Things started looking up in the 1990s — I finally graduated with my Bachelor of University Studies in 1991, a degree built from biology, geology, propulsion systems, psychology, sociology, and business, with military credits folded in. I also hold a one-year diploma in automated accounting. I never wanted a single profession. I never used the degree professionally. But that cross-disciplinary foundation is the reason I can write formal laws of evolution that bridge physics and biology, or design a truth engine that works across journalism, law, and medicine. A specialist couldn’t do what I’m doing.

By 1992, I was still near the end of my rope. That’s when I started writing The Mechanics of Mechanics, with my first physics principles taking shape by 1994. That book has since been split into two — The Mechanics of Mechanics, now complete, and The Mechanics of Gradients, still in development due to other projects. Together, they have been my central project for over thirty years. My mother supported me in those early writing years. She passed away in 2004. After that, I had to face life on my own.

Transition

I am a transsexual woman. I use that word deliberately. The shift from “transsexual” to “transgender” was supposed to be more inclusive, but it gave anti-trans forces the ammunition to reframe biological reality as social performance. If the opposition wants to go back to sex assigned at birth and deny transgenderism, then I’ll meet them on that ground — with transsexual. It’s what I am.

I told my mother I felt like a girl at four years old. I was met with total silence. It was never mentioned again until several months before she passed away. That silence — from age four until my late forties — is why I never brought it up during my teen years or later. The 2015 U.S. Transgender Survey found that the average age of first awareness is six, with most respondents not disclosing to anyone for years afterward. I was two years ahead of the average in knowing and carried a massive amount of silence.

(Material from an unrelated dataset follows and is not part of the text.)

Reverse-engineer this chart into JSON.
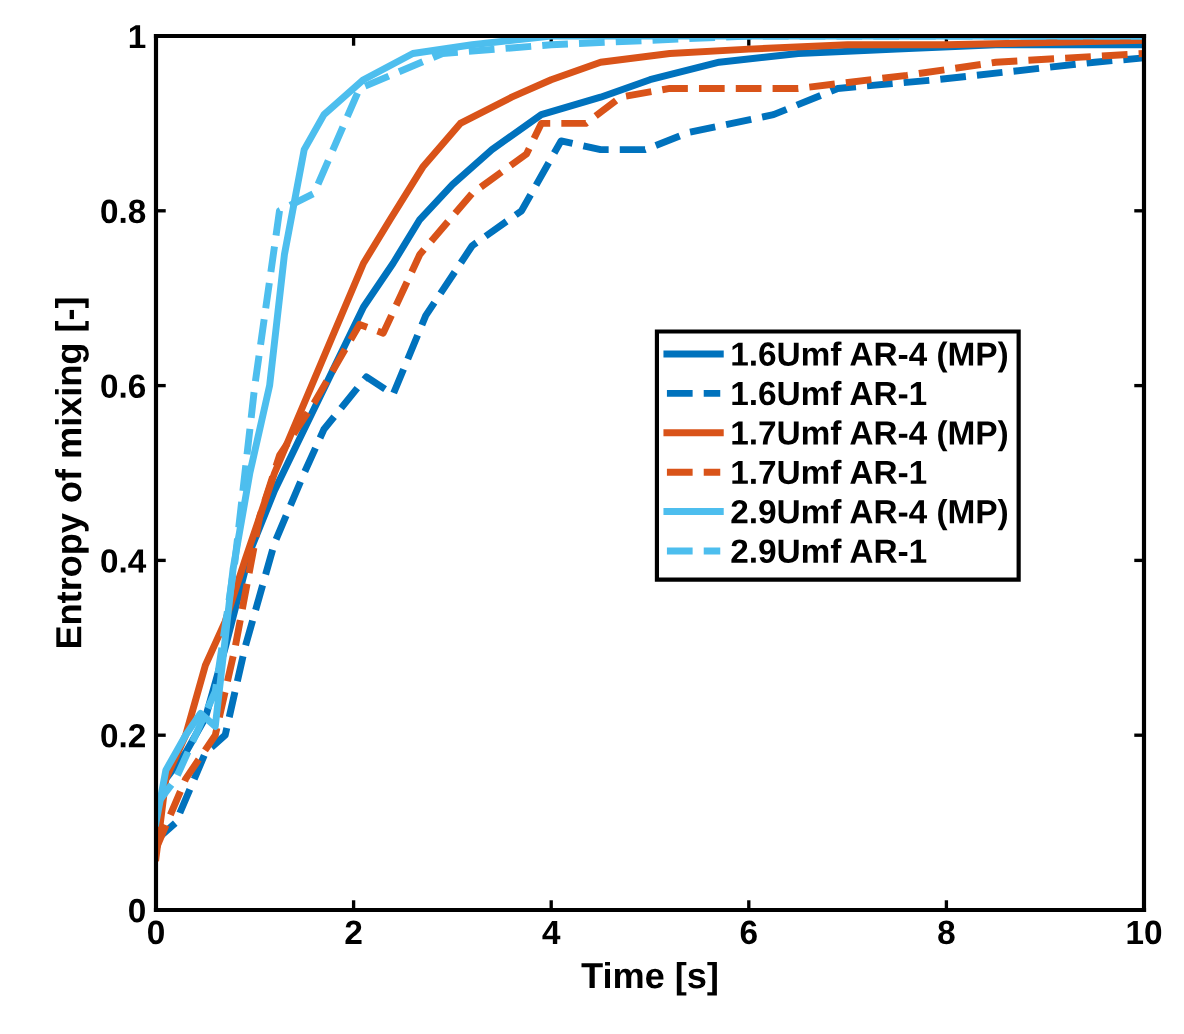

I started estrogen in 2008 on my own, at about half the proper dosage. In 2015, I finally went to the VA, where I was put on a measured regimen. On February 13, 2018, I received my court-ordered name change and started living full-time as me. It’s been over eight years now.

I never married. I wanted to marry and have children, but I did not want to burden a family with my condition and pain from societal bigotry.

The Caregiving Years

For sixteen years, I worked as an in-home caregiver. It was a deliberate choice. Someone told me in 2005 that I needed to be an author — that being associated with a lower-level occupation would keep me out of better social circles. They were right about the perception. People heard “in-home caregiver” and couldn’t reconcile it with the intellectual work. Cognitive dissonance. But caregiving let me work at night — on the book, on my research, and, for five years, producing a large collection of anthropomorphic fractal art using Apophysis. All of my clients accepted me. None outed me after I transitioned. It’s not something most people pay attention to unless their mind is on sex.

The Work

I am not a physicist or a biologist. I am a natural philosopher — in the tradition of Spinoza, Descartes, and Newton, before science divided itself into departments that stopped talking to each other. My writing blends the personal with the narrative with formal reasoning, expressed through how these principles show up in life. That style is deliberate, where I allow it.

Everything on this site comes from decades of independent thinking across physics, biology, chemistry, human sexuality, and systems design. The Mechanics of Mechanics — a comprehensive foundational physics framework — is now complete and approaching publication. The formal Principle of Evolution and the Evolutionary Laws of Reproduction and Speciation extend that structural thinking into biology. The Periodic Table of Atomic Elements reimagines how we visualize elemental relationships. The LGBT Intersex Series reframes human sexual variation within natural biological development. The Real McCoy Truth Engine applies formal contradiction testing to claims in any domain.

All work is published through Amelie Studios LLC.